Acontece que o candidato a prefeito, seu padrinho, mandou Astróbio até a capital pra conversar com um deputado estadual pra juntos conseguirem uma visita ao reduto eleitoral do candidato que era do mesmo partido que o governador. O governo estava evitando esse tipo de campanha, que segundo os assessores só atrapalhava, e além disso, tinha o gasto com avião pra carregar a comitiva. Mas no caso de Astróbio, os assessores viram que se tratava de um grande reduto, tinha mais de 20% dos votos do estado. Seria uma boa jogada do governo, tava precisando fixar a situação na região. Os assessores marcaram uma reunião com o cabo eleitoral e o deputado estadual eleito pela região, quando deram a notícia de que o governador tinha concordado com a visita, eles quase choraram… Depois, em conversa reservado com Astróbio, a equipe do governo explicou que todos só deveriam ficar sabendo da chegada horas antes do avião pousar, o fator surpresa era essencial nesse tipo de ação política, era um xeque-mate quando se tratava de eleição. Os assessores do governador insistiram no total sigilo da missão. Mandaram Astróbio permanecer na capital e só comunicar ao prefeito da visita faltando poucas horas, e de maneira bem discreta. O governador iria abrilhantar o último comício marcado para a praça principal. E hospedado num hotel no centro da capital, Astróbio pediu à direção do lugar que reservassem um andar do hotel só pra ele, necessitava de espaço e silêncio pra enviar uma mensagem ultra secreta pro prefeito que ele representava.

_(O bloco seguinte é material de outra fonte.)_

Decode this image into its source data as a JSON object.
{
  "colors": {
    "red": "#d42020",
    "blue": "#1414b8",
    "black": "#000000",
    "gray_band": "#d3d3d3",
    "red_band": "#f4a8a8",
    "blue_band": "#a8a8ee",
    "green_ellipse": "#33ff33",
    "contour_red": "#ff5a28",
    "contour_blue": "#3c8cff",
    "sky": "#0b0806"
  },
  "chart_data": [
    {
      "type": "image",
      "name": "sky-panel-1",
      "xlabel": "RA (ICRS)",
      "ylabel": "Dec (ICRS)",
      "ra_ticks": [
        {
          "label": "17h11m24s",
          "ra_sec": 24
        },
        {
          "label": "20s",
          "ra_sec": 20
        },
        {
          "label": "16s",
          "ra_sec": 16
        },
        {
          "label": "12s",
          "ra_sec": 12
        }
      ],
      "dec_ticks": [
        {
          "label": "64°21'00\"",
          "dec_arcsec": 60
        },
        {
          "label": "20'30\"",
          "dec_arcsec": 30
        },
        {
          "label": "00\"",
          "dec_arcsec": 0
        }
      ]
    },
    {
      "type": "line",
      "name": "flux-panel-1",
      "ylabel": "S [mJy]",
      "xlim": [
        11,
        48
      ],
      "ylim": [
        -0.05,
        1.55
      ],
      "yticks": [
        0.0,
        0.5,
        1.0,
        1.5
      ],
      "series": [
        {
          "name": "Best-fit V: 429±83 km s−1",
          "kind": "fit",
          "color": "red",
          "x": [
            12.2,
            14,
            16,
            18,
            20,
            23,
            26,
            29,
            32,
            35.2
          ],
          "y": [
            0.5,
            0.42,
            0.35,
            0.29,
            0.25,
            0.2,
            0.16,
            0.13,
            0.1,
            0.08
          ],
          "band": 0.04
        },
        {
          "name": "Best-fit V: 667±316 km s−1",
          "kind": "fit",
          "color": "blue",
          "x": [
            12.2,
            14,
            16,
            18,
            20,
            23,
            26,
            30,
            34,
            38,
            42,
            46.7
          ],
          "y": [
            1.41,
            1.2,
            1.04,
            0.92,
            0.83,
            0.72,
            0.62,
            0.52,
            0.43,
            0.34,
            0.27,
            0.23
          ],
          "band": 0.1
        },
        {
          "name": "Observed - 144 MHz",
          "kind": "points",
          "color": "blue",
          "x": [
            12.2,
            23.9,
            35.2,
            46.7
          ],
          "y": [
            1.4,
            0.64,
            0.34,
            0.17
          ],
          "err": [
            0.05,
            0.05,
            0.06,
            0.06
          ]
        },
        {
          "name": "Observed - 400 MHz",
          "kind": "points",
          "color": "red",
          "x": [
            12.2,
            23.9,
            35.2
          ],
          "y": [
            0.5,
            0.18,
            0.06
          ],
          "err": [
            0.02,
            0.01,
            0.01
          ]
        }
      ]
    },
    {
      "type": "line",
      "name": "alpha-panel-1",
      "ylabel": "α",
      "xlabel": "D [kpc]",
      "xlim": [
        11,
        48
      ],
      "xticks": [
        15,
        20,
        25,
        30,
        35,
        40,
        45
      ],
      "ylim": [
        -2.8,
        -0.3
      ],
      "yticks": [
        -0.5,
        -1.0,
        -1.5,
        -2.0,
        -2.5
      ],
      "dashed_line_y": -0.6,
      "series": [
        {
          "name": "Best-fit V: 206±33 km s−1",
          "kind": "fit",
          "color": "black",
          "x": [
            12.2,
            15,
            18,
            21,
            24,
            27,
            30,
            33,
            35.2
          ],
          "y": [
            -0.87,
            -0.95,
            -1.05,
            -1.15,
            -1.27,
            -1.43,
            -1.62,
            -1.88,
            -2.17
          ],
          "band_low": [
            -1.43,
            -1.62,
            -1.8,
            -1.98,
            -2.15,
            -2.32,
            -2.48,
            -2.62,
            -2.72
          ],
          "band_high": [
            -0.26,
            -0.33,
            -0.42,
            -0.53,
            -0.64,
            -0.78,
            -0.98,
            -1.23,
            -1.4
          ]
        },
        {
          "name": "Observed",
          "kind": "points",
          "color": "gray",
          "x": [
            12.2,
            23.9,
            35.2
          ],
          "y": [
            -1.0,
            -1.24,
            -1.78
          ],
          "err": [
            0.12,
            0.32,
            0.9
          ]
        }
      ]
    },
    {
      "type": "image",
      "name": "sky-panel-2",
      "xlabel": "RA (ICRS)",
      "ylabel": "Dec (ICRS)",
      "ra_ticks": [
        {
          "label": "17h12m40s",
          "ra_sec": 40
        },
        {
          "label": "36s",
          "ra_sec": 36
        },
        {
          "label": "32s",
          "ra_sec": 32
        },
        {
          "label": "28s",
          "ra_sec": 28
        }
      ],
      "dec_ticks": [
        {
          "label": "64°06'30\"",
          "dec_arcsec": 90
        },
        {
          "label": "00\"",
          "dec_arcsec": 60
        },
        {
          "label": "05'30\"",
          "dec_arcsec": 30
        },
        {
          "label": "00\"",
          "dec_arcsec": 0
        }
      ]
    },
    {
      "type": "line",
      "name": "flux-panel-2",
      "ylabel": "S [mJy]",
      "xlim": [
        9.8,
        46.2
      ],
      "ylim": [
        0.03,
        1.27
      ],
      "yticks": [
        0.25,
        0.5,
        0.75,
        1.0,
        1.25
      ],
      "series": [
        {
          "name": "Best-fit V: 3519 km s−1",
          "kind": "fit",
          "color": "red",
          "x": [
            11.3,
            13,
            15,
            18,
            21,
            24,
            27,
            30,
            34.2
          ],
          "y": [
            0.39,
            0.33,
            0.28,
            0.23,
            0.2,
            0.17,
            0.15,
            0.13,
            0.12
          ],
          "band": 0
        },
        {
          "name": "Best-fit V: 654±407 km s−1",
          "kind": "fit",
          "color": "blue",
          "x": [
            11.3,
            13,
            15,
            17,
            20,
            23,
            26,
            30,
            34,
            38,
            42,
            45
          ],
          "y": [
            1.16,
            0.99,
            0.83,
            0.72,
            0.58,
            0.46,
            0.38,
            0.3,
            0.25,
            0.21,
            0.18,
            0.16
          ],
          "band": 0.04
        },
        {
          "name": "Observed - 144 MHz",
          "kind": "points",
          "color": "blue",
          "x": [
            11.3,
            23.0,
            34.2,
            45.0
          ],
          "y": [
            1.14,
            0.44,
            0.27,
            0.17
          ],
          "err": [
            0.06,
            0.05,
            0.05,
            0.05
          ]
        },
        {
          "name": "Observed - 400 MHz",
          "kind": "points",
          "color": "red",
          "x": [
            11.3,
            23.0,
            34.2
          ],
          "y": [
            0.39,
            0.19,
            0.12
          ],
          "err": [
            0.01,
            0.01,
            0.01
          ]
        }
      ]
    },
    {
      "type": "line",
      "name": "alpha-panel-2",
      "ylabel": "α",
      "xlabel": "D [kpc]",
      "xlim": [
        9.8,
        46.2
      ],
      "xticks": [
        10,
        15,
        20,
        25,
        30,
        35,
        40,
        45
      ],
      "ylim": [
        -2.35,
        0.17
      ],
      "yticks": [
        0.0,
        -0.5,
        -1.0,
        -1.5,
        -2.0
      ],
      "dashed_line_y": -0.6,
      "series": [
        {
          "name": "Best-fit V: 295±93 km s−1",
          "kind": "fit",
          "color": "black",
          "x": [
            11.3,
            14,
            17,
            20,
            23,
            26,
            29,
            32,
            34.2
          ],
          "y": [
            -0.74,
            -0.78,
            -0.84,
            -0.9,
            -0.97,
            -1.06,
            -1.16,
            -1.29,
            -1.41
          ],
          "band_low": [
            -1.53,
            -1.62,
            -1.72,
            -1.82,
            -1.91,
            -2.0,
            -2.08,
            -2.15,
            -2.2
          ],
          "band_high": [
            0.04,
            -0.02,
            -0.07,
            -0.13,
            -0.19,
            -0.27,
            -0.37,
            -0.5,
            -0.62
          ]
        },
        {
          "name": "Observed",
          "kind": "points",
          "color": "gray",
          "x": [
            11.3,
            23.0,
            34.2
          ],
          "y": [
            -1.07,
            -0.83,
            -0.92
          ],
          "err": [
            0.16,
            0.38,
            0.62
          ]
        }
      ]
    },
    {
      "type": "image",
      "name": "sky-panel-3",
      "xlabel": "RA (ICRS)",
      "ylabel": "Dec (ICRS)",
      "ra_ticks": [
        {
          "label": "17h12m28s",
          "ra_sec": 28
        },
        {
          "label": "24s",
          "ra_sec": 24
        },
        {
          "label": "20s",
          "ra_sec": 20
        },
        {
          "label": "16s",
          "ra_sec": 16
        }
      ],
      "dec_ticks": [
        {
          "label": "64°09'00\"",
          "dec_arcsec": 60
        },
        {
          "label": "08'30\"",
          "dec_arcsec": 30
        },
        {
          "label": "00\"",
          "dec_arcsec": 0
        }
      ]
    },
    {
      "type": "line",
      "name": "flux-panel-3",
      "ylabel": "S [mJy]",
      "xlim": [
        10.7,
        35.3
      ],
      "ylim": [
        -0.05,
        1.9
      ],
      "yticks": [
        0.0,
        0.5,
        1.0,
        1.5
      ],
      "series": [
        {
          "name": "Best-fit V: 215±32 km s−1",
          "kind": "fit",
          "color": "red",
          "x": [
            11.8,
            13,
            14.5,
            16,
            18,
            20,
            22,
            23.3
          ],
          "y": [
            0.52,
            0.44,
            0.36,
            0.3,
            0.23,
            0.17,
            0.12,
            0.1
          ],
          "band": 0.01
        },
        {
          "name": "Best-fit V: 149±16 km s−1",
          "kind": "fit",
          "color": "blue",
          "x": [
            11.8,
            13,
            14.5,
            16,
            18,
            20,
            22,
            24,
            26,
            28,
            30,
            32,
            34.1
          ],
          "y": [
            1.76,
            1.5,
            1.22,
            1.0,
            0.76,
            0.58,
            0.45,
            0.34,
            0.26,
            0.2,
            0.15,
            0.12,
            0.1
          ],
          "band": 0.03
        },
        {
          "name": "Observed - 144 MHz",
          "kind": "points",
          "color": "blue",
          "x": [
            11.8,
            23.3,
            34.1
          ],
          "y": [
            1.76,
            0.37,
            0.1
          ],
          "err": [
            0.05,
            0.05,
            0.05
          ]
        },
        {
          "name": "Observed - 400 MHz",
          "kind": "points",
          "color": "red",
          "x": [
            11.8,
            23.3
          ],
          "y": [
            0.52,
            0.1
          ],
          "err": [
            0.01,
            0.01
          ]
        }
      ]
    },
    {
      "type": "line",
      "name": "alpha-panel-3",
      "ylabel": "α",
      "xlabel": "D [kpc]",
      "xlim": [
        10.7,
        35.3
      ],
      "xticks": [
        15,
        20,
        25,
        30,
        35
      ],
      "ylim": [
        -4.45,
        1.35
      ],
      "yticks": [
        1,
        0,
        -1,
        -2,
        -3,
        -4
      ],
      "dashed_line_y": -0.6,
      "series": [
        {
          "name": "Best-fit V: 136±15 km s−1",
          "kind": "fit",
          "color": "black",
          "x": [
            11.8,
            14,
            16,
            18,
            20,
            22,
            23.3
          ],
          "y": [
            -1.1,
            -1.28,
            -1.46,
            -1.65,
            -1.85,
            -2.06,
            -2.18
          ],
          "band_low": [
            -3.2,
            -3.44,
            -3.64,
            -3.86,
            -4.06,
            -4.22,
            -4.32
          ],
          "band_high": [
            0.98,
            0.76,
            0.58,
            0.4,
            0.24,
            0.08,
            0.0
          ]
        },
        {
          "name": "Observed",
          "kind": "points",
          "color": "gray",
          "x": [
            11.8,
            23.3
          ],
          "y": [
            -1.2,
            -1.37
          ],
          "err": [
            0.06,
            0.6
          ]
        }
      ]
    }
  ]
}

Nesse tempo, a única maneira de se comunicar era por carta, telégrafo ou rádio amador. Este último estava fora dos planos, muita gente podia captar a mensagem codificada. A melhor opção era o telégrafo, e foi nele que o assessor político Pedro Astróbio redigiu e enviou umas das pérolas da comunicação política. Para evitar que a oposição e os curiosos ficassem sabendo que o avião do governador ia pousar na região pra prestigiar o prefeito, Astróbio fez a barba, colocou outro terno novo e se dirigiu aos Correios. Lá ele fez uma reunião particular com o telegrafista responsável, e em segredo absoluto, com um código que segundo os dois era uma obra prima (o telegrafista da região era suspeito de ser da oposição), enviaram o seguinte telegrama: “Grande futuro cacique do Planalto dos Mogoiós: pássaro de ferro irá pousar com grande chefe branco, 3 horas antes do comício começar”.
E deu tudo certo… Só que o governador, ao tomar conhecimento do telegrama codificado, teve uma crise de riso que quase não sobe no palanque.